Personal information
- Nationality: Japanese
- Born: July 31, 1914 Yamaguchi, Japan
- Died: January 19, 2021 (aged 106)

= Mieko Nagaoka =

Japanese swimmer (1914–2021)

Mieko Nagaoka (長岡三重子, Nagaoka Mieko) was a Japanese Masters athlete. She was the first 100-year-old to complete a 1,500m freestyle swim in a 25m pool. At the age of 106, she was Japan's oldest active swimmer.

==Early life==
Mieko Nagaoka was born on 31 July 1914 in Yamaguchi, Japan just days after the start of World War I. She started swimming at 80 years old to recover from a knee injury. In the beginning, Nagaoka didn't know how to swim. She used to go in to the swimming pool to do exercises for her knee. At 82, she started to learn how to swim on her own. And because she performed in a Noh (a classical Japanese dancing drama) this was also an incentive for her to learn how to swim so that she could stay in shape for the plays.

==Career==
She achieved national recognition in Japan at age 90 when she established a world record in the 800m freestyle. Fresh from her success, she started training with a coach and took private swimming lessons with aims to improve her record-breaking performance.

Nagaoka was named as one of the 2014 Top 12 World Masters Swimmers of the Year by Swimming World Magazine.

In 2015 she became the first 100-year-old to complete a 1,500m freestyle swim in a 25m pool. She completed the feat in just over 1 hour and 15 minutes, using backstroke all the way.

Nagaoka trained four times a week for two hours under the tutelage of long-time coach Shintaro Sawada. She liked to swim longer distances because she swam slowly and was able to keep her own pace. She told Japan's Kyodo News agency: "I want to swim until I turn 105 if I can live that long."

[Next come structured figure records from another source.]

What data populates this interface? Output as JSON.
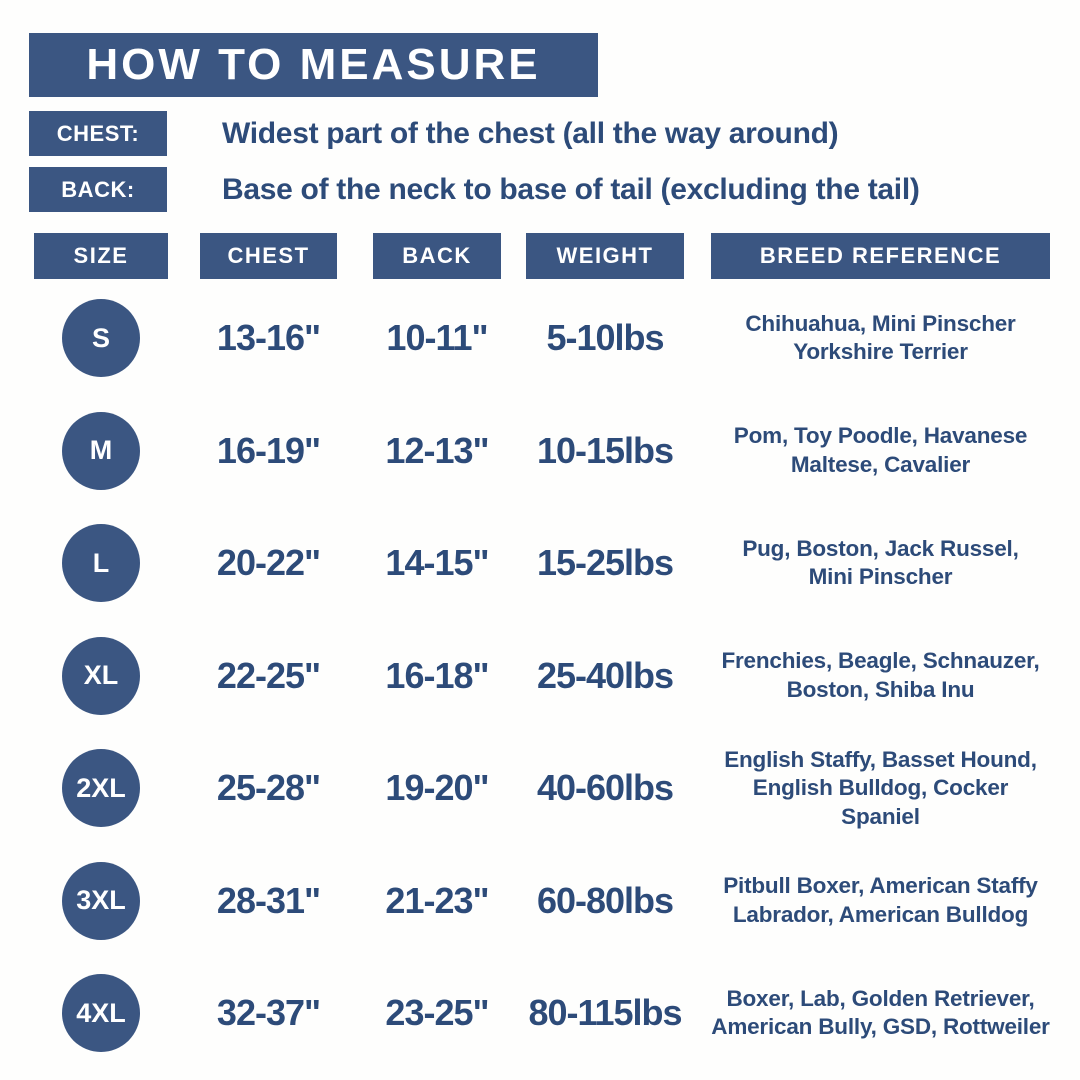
{
  "colors": {
    "navy_fill": "#3b5682",
    "text_navy": "#2d4b79",
    "background": "#fefefd",
    "white": "#ffffff"
  },
  "header": {
    "title": "HOW TO MEASURE"
  },
  "instructions": {
    "chest": {
      "label": "CHEST:",
      "text": "Widest part of the chest (all the way around)"
    },
    "back": {
      "label": "BACK:",
      "text": "Base of the neck to base of tail (excluding the tail)"
    }
  },
  "table": {
    "headers": {
      "size": "SIZE",
      "chest": "CHEST",
      "back": "BACK",
      "weight": "WEIGHT",
      "breed": "BREED REFERENCE"
    },
    "rows": [
      {
        "size": "S",
        "chest": "13-16\"",
        "back": "10-11\"",
        "weight": "5-10lbs",
        "breeds": [
          "Chihuahua, Mini Pinscher",
          "Yorkshire Terrier"
        ]
      },
      {
        "size": "M",
        "chest": "16-19\"",
        "back": "12-13\"",
        "weight": "10-15lbs",
        "breeds": [
          "Pom, Toy Poodle, Havanese",
          "Maltese, Cavalier"
        ]
      },
      {
        "size": "L",
        "chest": "20-22\"",
        "back": "14-15\"",
        "weight": "15-25lbs",
        "breeds": [
          "Pug, Boston, Jack Russel,",
          "Mini Pinscher"
        ]
      },
      {
        "size": "XL",
        "chest": "22-25\"",
        "back": "16-18\"",
        "weight": "25-40lbs",
        "breeds": [
          "Frenchies, Beagle, Schnauzer,",
          "Boston, Shiba Inu"
        ]
      },
      {
        "size": "2XL",
        "chest": "25-28\"",
        "back": "19-20\"",
        "weight": "40-60lbs",
        "breeds": [
          "English Staffy, Basset Hound,",
          "English Bulldog, Cocker",
          "Spaniel"
        ]
      },
      {
        "size": "3XL",
        "chest": "28-31\"",
        "back": "21-23\"",
        "weight": "60-80lbs",
        "breeds": [
          "Pitbull Boxer, American Staffy",
          "Labrador, American Bulldog"
        ]
      },
      {
        "size": "4XL",
        "chest": "32-37\"",
        "back": "23-25\"",
        "weight": "80-115lbs",
        "breeds": [
          "Boxer, Lab, Golden Retriever,",
          "American Bully, GSD, Rottweiler"
        ]
      }
    ]
  }
}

In 2016 Nagaoka told AFP “I’m fit as a fiddle,”in an interview after completing the 400 metres freestyle in 26 minutes, 16.81 seconds at a Japan Masters Swimming Association competition in Chiba, on the outskirts of Tokyo. “The secret is to eat well and stay active. It’s no good sitting around at my age. I want to keep swimming until I’m 105 – and beyond that,”

In September 2019 Nagaoka announced her intention to compete at the FINA World Masters Championships held later that month despite injuring her knees in April.

==Personal life==
Nagaoka latterly lived alone in Tabuse, Yamaguchi, Japan. After turning 100 in July 2014, she released a book entitled: I'm 100 years old and the world's best active swimmer.

She died from respiratory failure in January 2021 at the age of 106.